Audiovisuel
Si les rédactions audiovisuelles ont adopté le port du masque, comme toutes les entreprises, elles refusent de lui laisser une place face aux caméras et aux micros de leurs studios. Explications.

Ce 31 août, Roselyne Bachelot fait sa rentrée politique sur France Musique. Au moment de prendre la parole dans le studio où elle tint des chroniques inspirées, la ministre de la Culture ne peut réprimer une toux sèche. Sans masque. Elle s’en explique à l’antenne : « Dans un studio, quand on respecte la distance qui est la nôtre, quand on désinfecte les surfaces, on peut poser son masque, mais autrement je porte mon masque tout le temps. » Pour elle, se masquer sur un plateau « cela empêche les sourds et malentendants de lire sur les lèvres. » Quant à la visière transparente, elle l’a testée, « ce n’est pas très pratique et la vision est quand même fortement endommagée. » Prudente, elle renvoie toutefois à un conseil de défense pour savoir si une dérogation sera acceptée dans les studios. Si la ministre du Travail, Élisabeth Borne, est sur la même longueur d’ondes, l’épidémiologiste Arnaud Fontanet a recommandé sur RMC-BFMTV le port du masque dans cet espace clos où les invités ont « beaucoup de contacts ».

Réticence

Si l’on attend toujours la décision officielle, les médias audiovisuels ont aussi exprimé leur réticence.
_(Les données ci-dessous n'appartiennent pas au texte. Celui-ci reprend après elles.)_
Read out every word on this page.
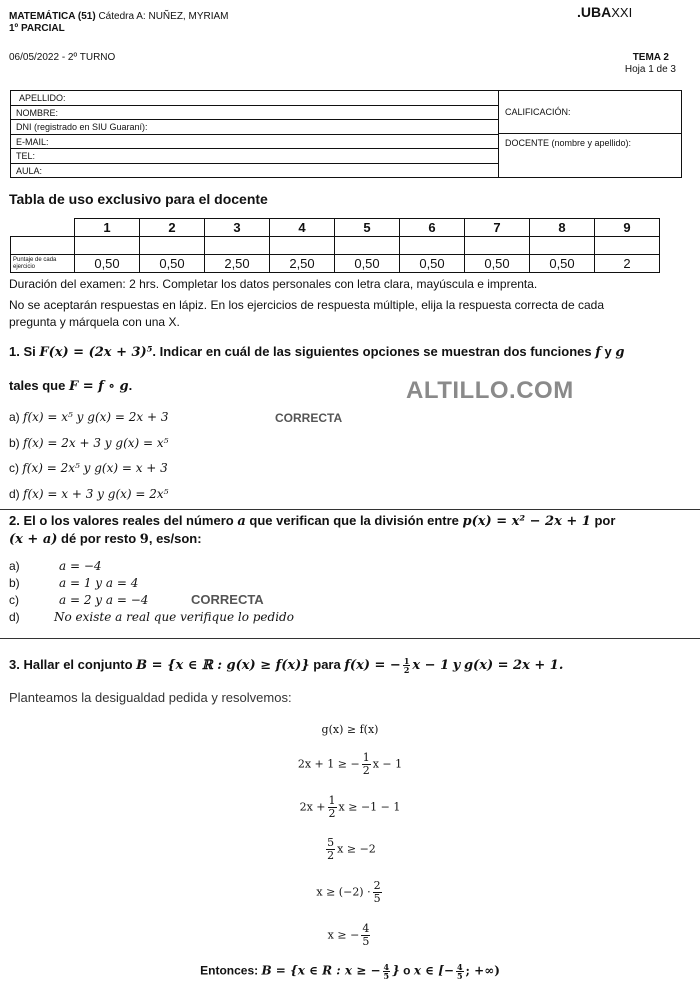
MATEMÁTICA (51) Cátedra A: NUÑEZ, MYRIAM
1º PARCIAL
.UBAXXI
06/05/2022 - 2º TURNO	TEMA 2
Hoja 1 de 3
APELLIDO:
NOMBRE:
DNI (registrado en SIU Guaraní):
E-MAIL:
TEL:
AULA:
CALIFICACIÓN:
DOCENTE (nombre y apellido):
Tabla de uso exclusivo para el docente
	1	2	3	4	5	6	7	8	9

Puntaje de cada ejercicio	0,50	0,50	2,50	2,50	0,50	0,50	0,50	0,50	2
Duración del examen: 2 hrs. Completar los datos personales con letra clara, mayúscula e imprenta.
No se aceptarán respuestas en lápiz. En los ejercicios de respuesta múltiple, elija la respuesta correcta de cada
pregunta y márquela con una X.
1. Si F(x) = (2x + 3)⁵. Indicar en cuál de las siguientes opciones se muestran dos funciones f y g
tales que F = f ∘ g.	ALTILLO.COM
a) f(x) = x⁵ y g(x) = 2x + 3	CORRECTA
b) f(x) = 2x + 3 y g(x) = x⁵
c) f(x) = 2x⁵ y g(x) = x + 3
d) f(x) = x + 3 y g(x) = 2x⁵
2. El o los valores reales del número a que verifican que la división entre p(x) = x² − 2x + 1 por
(x + a) dé por resto 9, es/son:
a)	a = −4
b)	a = 1 y a = 4
c)	a = 2 y a = −4	CORRECTA
d)	No existe a real que verifique lo pedido
3. Hallar el conjunto B = {x ∈ ℝ : g(x) ≥ f(x)} para f(x) = − $\frac{1}{2}$ x − 1 y g(x) = 2x + 1.
Planteamos la desigualdad pedida y resolvemos:
g(x) ≥ f(x)
2x + 1 ≥ − $\frac{1}{2}$ x − 1
$2x + \frac{1}{2}$ x ≥ −1 − 1
$\frac{5}{2}$ x ≥ −2
$x \ge (-2) \cdot \frac{2}{5}$
x ≥ − $\frac{4}{5}$
Entonces: B = {x ∈ R : x ≥ − $\frac{4}{5}$ } o x ∈ [− $\frac{4}{5}$ ; +∞)
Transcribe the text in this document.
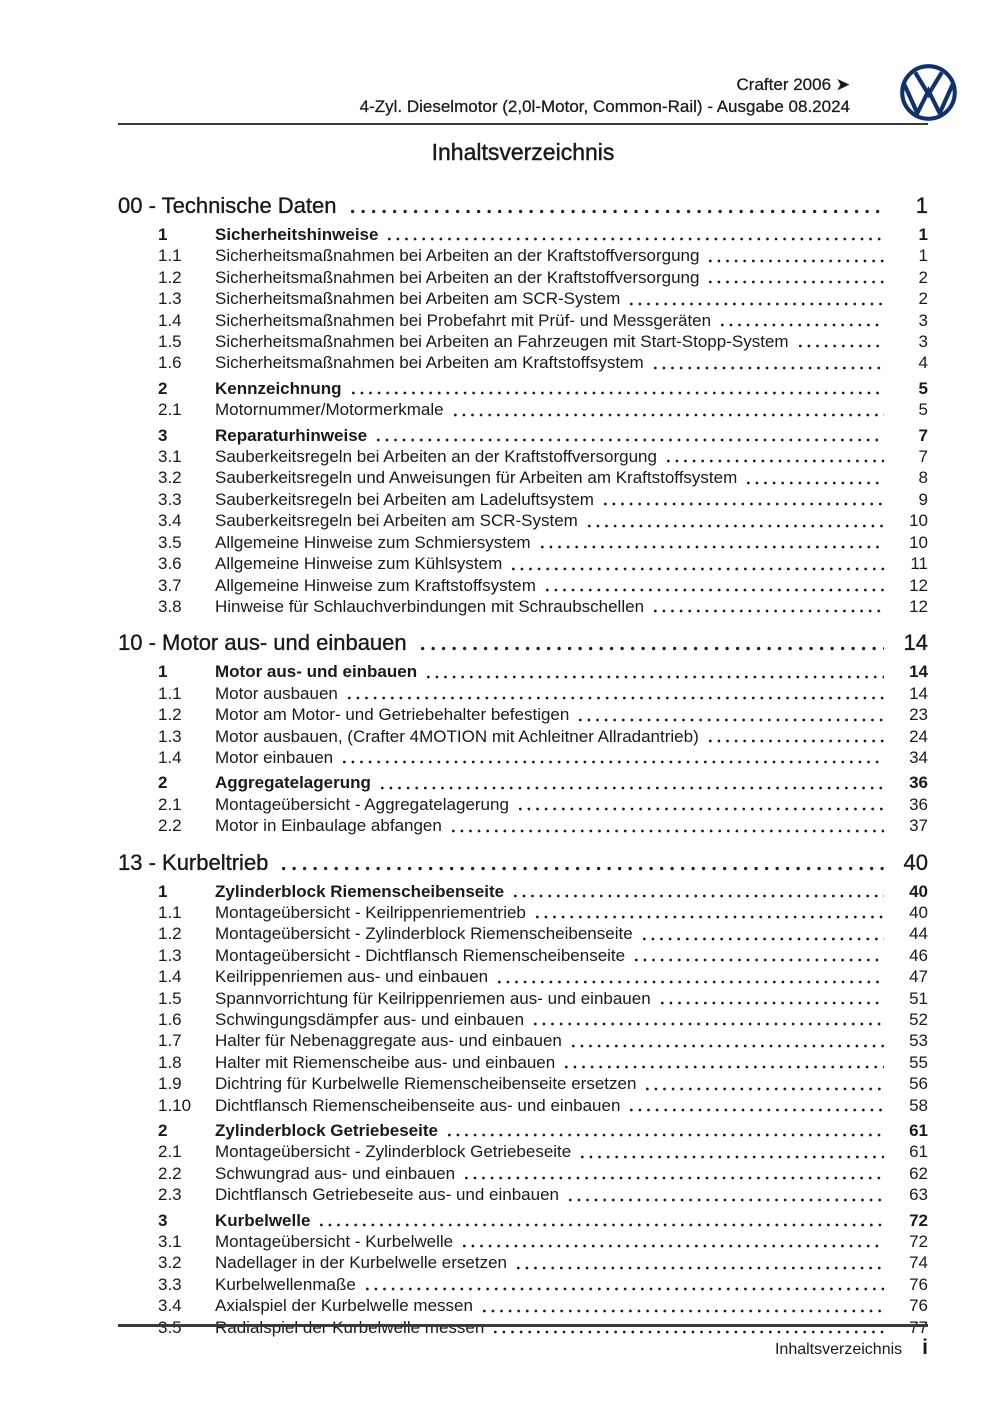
Crafter 2006 ➤
4-Zyl. Dieselmotor (2,0l-Motor, Common-Rail) - Ausgabe 08.2024
Inhaltsverzeichnis
00 - Technische Daten	1
1	Sicherheitshinweise	1
1.1	Sicherheitsmaßnahmen bei Arbeiten an der Kraftstoffversorgung	1
1.2	Sicherheitsmaßnahmen bei Arbeiten an der Kraftstoffversorgung	2
1.3	Sicherheitsmaßnahmen bei Arbeiten am SCR-System	2
1.4	Sicherheitsmaßnahmen bei Probefahrt mit Prüf- und Messgeräten	3
1.5	Sicherheitsmaßnahmen bei Arbeiten an Fahrzeugen mit Start-Stopp-System	3
1.6	Sicherheitsmaßnahmen bei Arbeiten am Kraftstoffsystem	4
2	Kennzeichnung	5
2.1	Motornummer/Motormerkmale	5
3	Reparaturhinweise	7
3.1	Sauberkeitsregeln bei Arbeiten an der Kraftstoffversorgung	7
3.2	Sauberkeitsregeln und Anweisungen für Arbeiten am Kraftstoffsystem	8
3.3	Sauberkeitsregeln bei Arbeiten am Ladeluftsystem	9
3.4	Sauberkeitsregeln bei Arbeiten am SCR-System	10
3.5	Allgemeine Hinweise zum Schmiersystem	10
3.6	Allgemeine Hinweise zum Kühlsystem	11
3.7	Allgemeine Hinweise zum Kraftstoffsystem	12
3.8	Hinweise für Schlauchverbindungen mit Schraubschellen	12
10 - Motor aus- und einbauen	14
1	Motor aus- und einbauen	14
1.1	Motor ausbauen	14
1.2	Motor am Motor- und Getriebehalter befestigen	23
1.3	Motor ausbauen, (Crafter 4MOTION mit Achleitner Allradantrieb)	24
1.4	Motor einbauen	34
2	Aggregatelagerung	36
2.1	Montageübersicht - Aggregatelagerung	36
2.2	Motor in Einbaulage abfangen	37
13 - Kurbeltrieb	40
1	Zylinderblock Riemenscheibenseite	40
1.1	Montageübersicht - Keilrippenriementrieb	40
1.2	Montageübersicht - Zylinderblock Riemenscheibenseite	44
1.3	Montageübersicht - Dichtflansch Riemenscheibenseite	46
1.4	Keilrippenriemen aus- und einbauen	47
1.5	Spannvorrichtung für Keilrippenriemen aus- und einbauen	51
1.6	Schwingungsdämpfer aus- und einbauen	52
1.7	Halter für Nebenaggregate aus- und einbauen	53
1.8	Halter mit Riemenscheibe aus- und einbauen	55
1.9	Dichtring für Kurbelwelle Riemenscheibenseite ersetzen	56
1.10	Dichtflansch Riemenscheibenseite aus- und einbauen	58
2	Zylinderblock Getriebeseite	61
2.1	Montageübersicht - Zylinderblock Getriebeseite	61
2.2	Schwungrad aus- und einbauen	62
2.3	Dichtflansch Getriebeseite aus- und einbauen	63
3	Kurbelwelle	72
3.1	Montageübersicht - Kurbelwelle	72
3.2	Nadellager in der Kurbelwelle ersetzen	74
3.3	Kurbelwellenmaße	76
3.4	Axialspiel der Kurbelwelle messen	76
3.5	Radialspiel der Kurbelwelle messen	77
Inhaltsverzeichnis i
Sibyle Veil, PDG de Radio France, a plaidé pour la distanciation et à un nombre limité de personnes en studio, mais n’a donné aucune consigne imposant d’être masqué. « La radio, c'est un métier de la voix, donc du souffle, et le port du masque a des conséquences », argue-t-elle. Marc-Olivier Fogiel, le directeur général de BFMTV, a lui plutôt interrogé le bien fondé de la mesure sur France Inter : « S'il y avait un risque sanitaire avéré, il n'y aurait pas de raison qu'on déroge à une règle, mais cela fait maintenant plusieurs mois qu'on est confrontés à cette crise et pas une personne n'est tombée malade sur nos plateaux. »
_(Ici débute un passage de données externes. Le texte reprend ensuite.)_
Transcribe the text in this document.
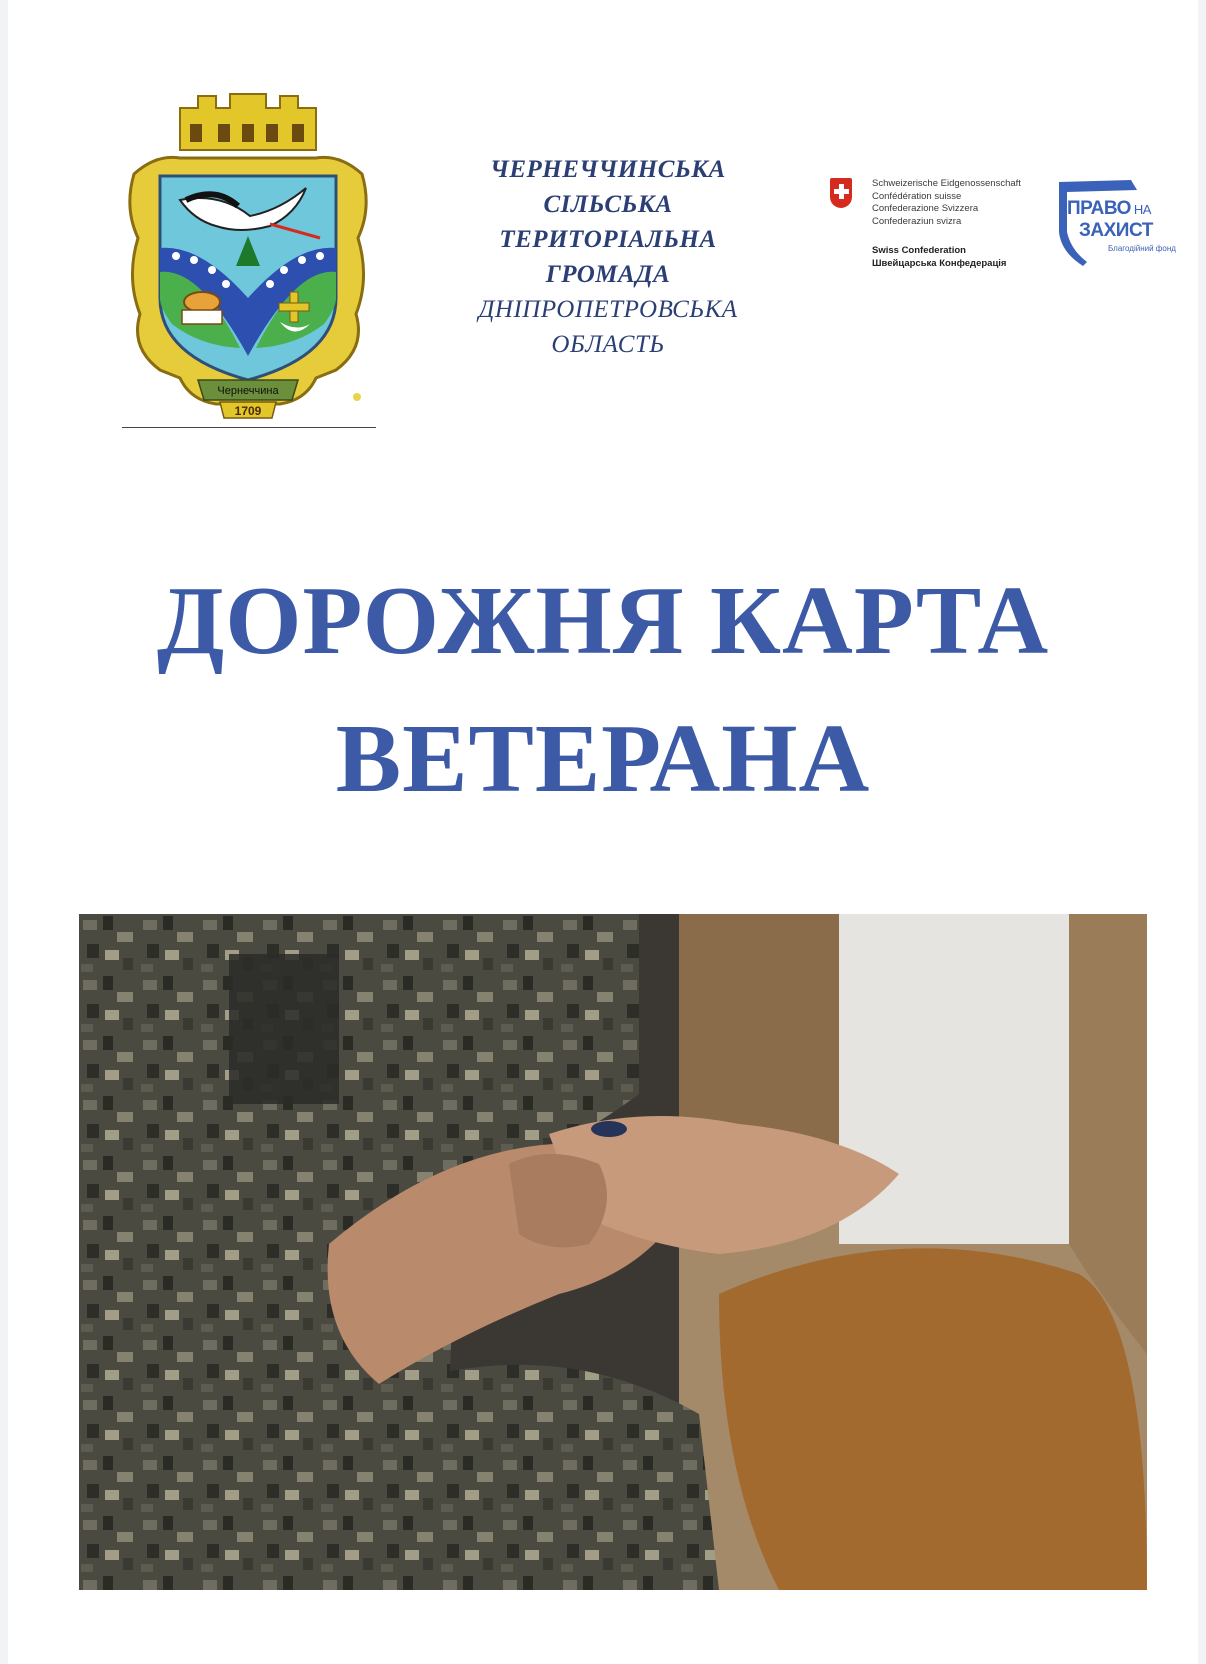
Чернеччина
1709
ЧЕРНЕЧЧИНСЬКА
СІЛЬСЬКА
ТЕРИТОРІАЛЬНА
ГРОМАДА
ДНІПРОПЕТРОВСЬКА
ОБЛАСТЬ
Schweizerische Eidgenossenschaft
Confédération suisse
Confederazione Svizzera
Confederaziun svizra
Swiss Confederation
Швейцарська Конфедерація
ПРАВО НА
ЗАХИСТ
Благодійний фонд
ДОРОЖНЯ КАРТА
ВЕТЕРАНА
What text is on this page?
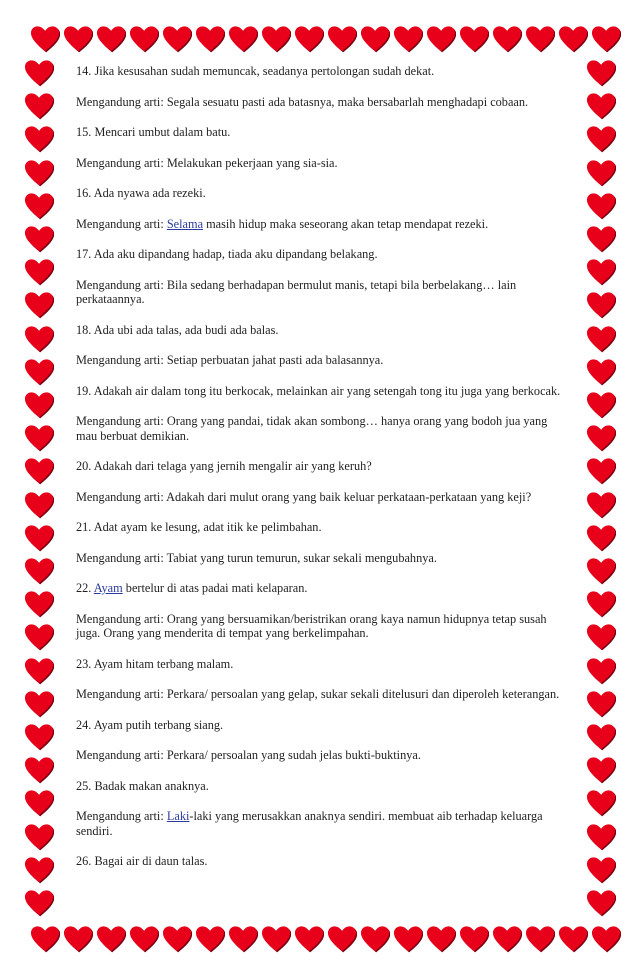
14. Jika kesusahan sudah memuncak, seadanya pertolongan sudah dekat.

Mengandung arti: Segala sesuatu pasti ada batasnya, maka bersabarlah menghadapi cobaan.

15. Mencari umbut dalam batu.

Mengandung arti: Melakukan pekerjaan yang sia-sia.

16. Ada nyawa ada rezeki.

Mengandung arti: Selama masih hidup maka seseorang akan tetap mendapat rezeki.

17. Ada aku dipandang hadap, tiada aku dipandang belakang.

Mengandung arti: Bila sedang berhadapan bermulut manis, tetapi bila berbelakang… lain perkataannya.

18. Ada ubi ada talas, ada budi ada balas.

Mengandung arti: Setiap perbuatan jahat pasti ada balasannya.

19. Adakah air dalam tong itu berkocak, melainkan air yang setengah tong itu juga yang berkocak.

Mengandung arti: Orang yang pandai, tidak akan sombong… hanya orang yang bodoh jua yang mau berbuat demikian.

20. Adakah dari telaga yang jernih mengalir air yang keruh?

Mengandung arti: Adakah dari mulut orang yang baik keluar perkataan-perkataan yang keji?

21. Adat ayam ke lesung, adat itik ke pelimbahan.

Mengandung arti: Tabiat yang turun temurun, sukar sekali mengubahnya.

22. Ayam bertelur di atas padai mati kelaparan.

Mengandung arti: Orang yang bersuamikan/beristrikan orang kaya namun hidupnya tetap susah juga. Orang yang menderita di tempat yang berkelimpahan.

23. Ayam hitam terbang malam.

Mengandung arti: Perkara/ persoalan yang gelap, sukar sekali ditelusuri dan diperoleh keterangan.

24. Ayam putih terbang siang.

Mengandung arti: Perkara/ persoalan yang sudah jelas bukti-buktinya.

25. Badak makan anaknya.

Mengandung arti: Laki-laki yang merusakkan anaknya sendiri. membuat aib terhadap keluarga sendiri.

26. Bagai air di daun talas.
BFMTV s’en est expliqué : son studio mesure 200 m2, il dispose de 6 mètres de hauteur, les micros sont désinfectés, la climatisation se fait à 100 % avec de l’air frais. Et l’on a même ajouté des formes en Plexiglas pour que la distanciation sociale soit encore mieux respectée entre l’intervieweur et l’invité. Ancien de France Télévisions et président du prix Albert-Londres, Hervé Brusini défend lui aussi la nécessité de voir les visages pour qu’une interaction se produise. « Mais il faut expliquer pourquoi on ne porte pas de masque », dit-il.

Résultat, il n’y a guère que sur le plateau d’Arrêt sur images, sur le web, que l’on apparaît masqué dans une émission de débats. « Un geste de précaution pour nous évident, confie Daniel Schneidermann, son fondateur, on le fait pour des raisons sécuritaires mais aussi car ne pas le faire est incompréhensible pour des gens à qui l’on demande de se masquer et qui le font avec beaucoup de bonne volonté. »

« Le rejet des journalistes vient souvent de ce qu’ils sont perçus comme appartenant au monde du pouvoir, des élites, relève le sociologue des médias Jean-Marie Charon. Le port du masque, quand des politiques n’en portent pas, irait plutôt dans le bon sens. Mais je ne serais pas étonné que l’on critique ceux qui en portent quand le gouvernement appelle à en porter ». Pour l’heure, le paradoxe est saisissant : les reporters en sont munis à l’extérieur, mais pas à l’intérieur de leurs studios.